Truworths is the registered proprietor of the ESSENCE trade mark within South Africa but Pandora filed an application to cancel the ESSENCE trade mark from the trade marks register for non-use thereof by Truworths Limited. According to Truworths it has been the proprietor of the ESSENCE trade mark for the last 23 years. Pandora, however, alleged that ESSENCE was no longer being used by Truworths Limited in respect of the goods for which registration was obtained, i.e. jewellery.


Under the South African Trade Marks Act 1993 “a registered trade mark may, on application, to the Registrar by any interested person, be removed from the register in respect of any of goods or services in respect of which it is registered, on the ground that at a date three months before the date of the application, a continuous period of five years or longer has elapsed from the date of issue of the Certificate of Registration during which the trade mark was registered and during which there was no bona fide use thereof in relation to those goods or services by the proprietor.”

Therefore, two criteria have to be met:

  1. there has to be a continuous period of five years or longer of use since the date of the issue of the Registration Certificate of a registered mark; and
  2. that there was no bona fide (genuine) use of the trade mark in relation to the goods in respect of which the registration was sought.


Arguments for the removal of the ESSENCE trade mark centered around Pandora asserting that there was no use by Truworths of the trade mark ESSENCE in relation to the goods i.e. the jewellery in respect of which the registration was held. In terms of the Trade Marks Act “the application against the proprietor against whom it is being alleged is not using the trade mark has the onus to prove that they are still making use of that trade mark.” In this instance Truworths then had to prove that, at the date three months before the litigation started, it had been using its ESSENCE trade mark for a period of at least five years since the date of issue of its Registration Certificate and such use was bona fide.

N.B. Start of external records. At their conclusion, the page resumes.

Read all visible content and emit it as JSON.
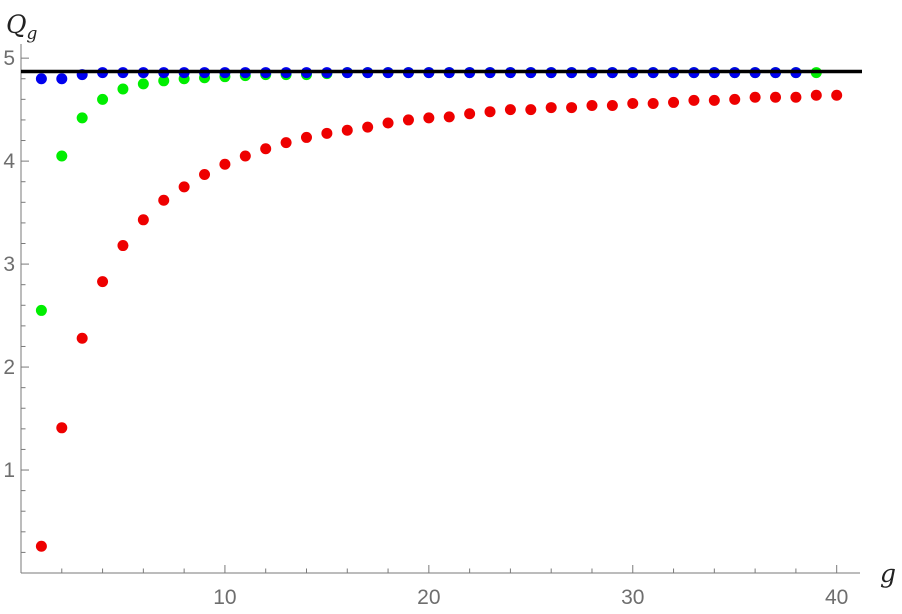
{
  "chart_data": {
    "type": "scatter",
    "xlabel": "g",
    "ylabel": "Q",
    "ylabel_sub": "g",
    "xlim": [
      0,
      40.8
    ],
    "ylim": [
      0,
      5.05
    ],
    "x_ticks": [
      10,
      20,
      30,
      40
    ],
    "y_ticks": [
      1,
      2,
      3,
      4,
      5
    ],
    "grid": false,
    "reference_line": {
      "y": 4.87,
      "color": "#000000"
    },
    "series": [
      {
        "color": "#ee0000",
        "x": [
          1,
          2,
          3,
          4,
          5,
          6,
          7,
          8,
          9,
          10,
          11,
          12,
          13,
          14,
          15,
          16,
          17,
          18,
          19,
          20,
          21,
          22,
          23,
          24,
          25,
          26,
          27,
          28,
          29,
          30,
          31,
          32,
          33,
          34,
          35,
          36,
          37,
          38,
          39,
          40
        ],
        "y": [
          0.26,
          1.41,
          2.28,
          2.83,
          3.18,
          3.43,
          3.62,
          3.75,
          3.87,
          3.97,
          4.05,
          4.12,
          4.18,
          4.23,
          4.27,
          4.3,
          4.33,
          4.37,
          4.4,
          4.42,
          4.43,
          4.46,
          4.48,
          4.5,
          4.5,
          4.52,
          4.52,
          4.54,
          4.54,
          4.56,
          4.56,
          4.57,
          4.59,
          4.59,
          4.6,
          4.62,
          4.62,
          4.62,
          4.64,
          4.64
        ]
      },
      {
        "color": "#00ee00",
        "x": [
          1,
          2,
          3,
          4,
          5,
          6,
          7,
          8,
          9,
          10,
          11,
          12,
          13,
          14,
          15,
          16,
          17,
          18,
          19,
          20,
          21,
          22,
          23,
          24,
          25,
          26,
          27,
          28,
          29,
          30,
          31,
          32,
          33,
          34,
          35,
          36,
          37,
          38,
          39
        ],
        "y": [
          2.55,
          4.05,
          4.42,
          4.6,
          4.7,
          4.75,
          4.78,
          4.8,
          4.81,
          4.82,
          4.83,
          4.84,
          4.84,
          4.84,
          4.85,
          4.86,
          4.86,
          4.86,
          4.86,
          4.86,
          4.86,
          4.86,
          4.86,
          4.86,
          4.86,
          4.86,
          4.86,
          4.86,
          4.86,
          4.86,
          4.86,
          4.86,
          4.86,
          4.86,
          4.86,
          4.86,
          4.86,
          4.86,
          4.86
        ]
      },
      {
        "color": "#0000ee",
        "x": [
          1,
          2,
          3,
          4,
          5,
          6,
          7,
          8,
          9,
          10,
          11,
          12,
          13,
          14,
          15,
          16,
          17,
          18,
          19,
          20,
          21,
          22,
          23,
          24,
          25,
          26,
          27,
          28,
          29,
          30,
          31,
          32,
          33,
          34,
          35,
          36,
          37,
          38
        ],
        "y": [
          4.8,
          4.8,
          4.84,
          4.86,
          4.86,
          4.86,
          4.86,
          4.86,
          4.86,
          4.86,
          4.86,
          4.86,
          4.86,
          4.86,
          4.86,
          4.86,
          4.86,
          4.86,
          4.86,
          4.86,
          4.86,
          4.86,
          4.86,
          4.86,
          4.86,
          4.86,
          4.86,
          4.86,
          4.86,
          4.86,
          4.86,
          4.86,
          4.86,
          4.86,
          4.86,
          4.86,
          4.86,
          4.86
        ]
      }
    ]
  }
}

In supplying proof, Truworths stated that the ESSENCE range fell under its formal range of clothing and could be found in selected stores and that it had been using the mark for twenty three years in respect of many of its garments which were clothing with a jewellery type appearance. The jewellery was attached to some of the clothing and could be detached and worn separately. The court was shown a white shirt with a detachable necklace and a stock sheet was presented showing that it had recently sold 305 of those garments. Pandora’s counsel argued that Truworths had not demonstrated that it had used the trade mark in relation to any commercially recognized category and that it was not used in respect of jewellery for which the registration was obtained. On the other hand Truworths indicated that while it did not use the trade mark exclusively for jewellery it was using it in relation to its clothing because the jewellery formed part of the garments.


The judge ruled in favour of Truworths indicating that jewellery was covered by the trade mark registration held by Truworths and the clothing chain was still using it and therefore the application for cancellation of the mark ESSENCE from the trade marks register was denied.

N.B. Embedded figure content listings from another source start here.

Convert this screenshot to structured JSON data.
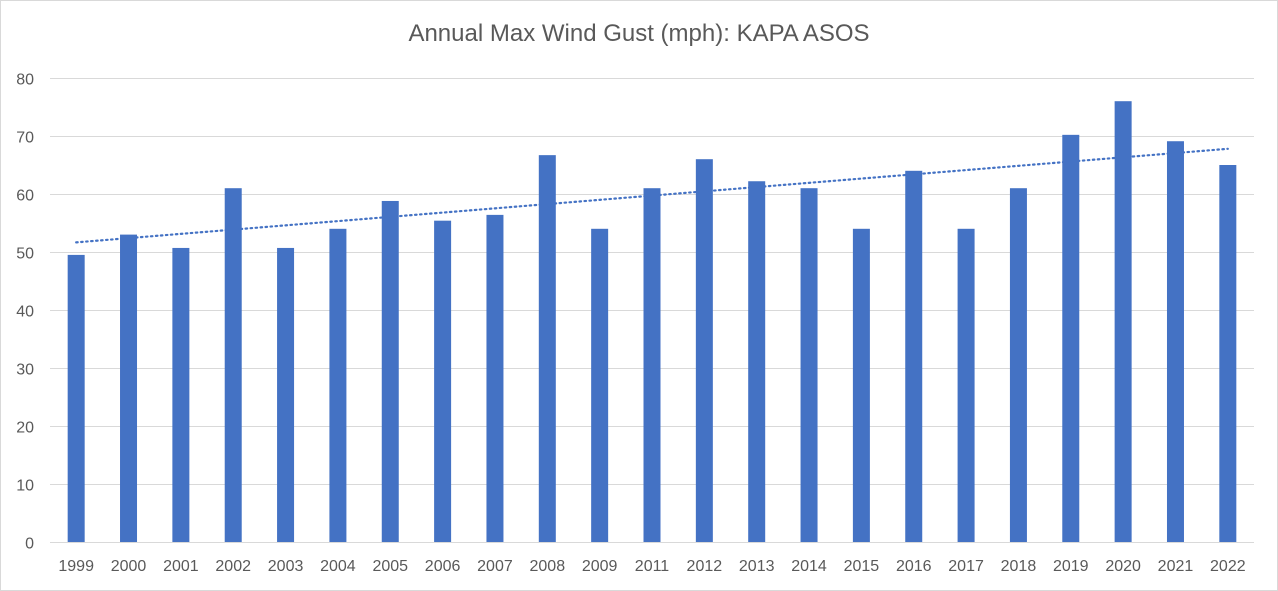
{
  "chart_data": {
    "type": "bar",
    "title": "Annual Max Wind Gust (mph): KAPA ASOS",
    "categories": [
      "1999",
      "2000",
      "2001",
      "2002",
      "2003",
      "2004",
      "2005",
      "2006",
      "2007",
      "2008",
      "2009",
      "2011",
      "2012",
      "2013",
      "2014",
      "2015",
      "2016",
      "2017",
      "2018",
      "2019",
      "2020",
      "2021",
      "2022"
    ],
    "values": [
      49.5,
      53,
      50.7,
      61,
      50.7,
      54,
      58.8,
      55.4,
      56.4,
      66.7,
      54,
      61,
      66,
      62.2,
      61,
      54,
      64,
      54,
      61,
      70.2,
      76,
      69.1,
      65
    ],
    "ylim": [
      0,
      80
    ],
    "yticks": [
      0,
      10,
      20,
      30,
      40,
      50,
      60,
      70,
      80
    ],
    "grid": true,
    "bar_color": "#4472c4",
    "trendline": {
      "type": "linear",
      "style": "dotted",
      "color": "#4472c4"
    }
  }
}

It seems that when Pandora opened the box it had no control over the contents from the spill out from Truworths. However, it appears that the definition of clothing which falls into Class 25 has been stretched to include and encompass goods being offered in the jewellery class which falls into Class 14. Can it be said that jewellery and clothing are synonymous? Can clothing look like jewellery? Can 305 sales equate to continuous use for a period of five years? It is believed that these are questions that could have been explored more in depth by the court in its assessment of the facts before it.


However, what is evident is that it is essential for a trade mark owner to make use of its trade mark on an ongoing and consistent manner. Token use will not be sufficient and as a result one could then be fighting the opening of one’s own Pandora’s Box in defending an application for the cancellation of one’s registration.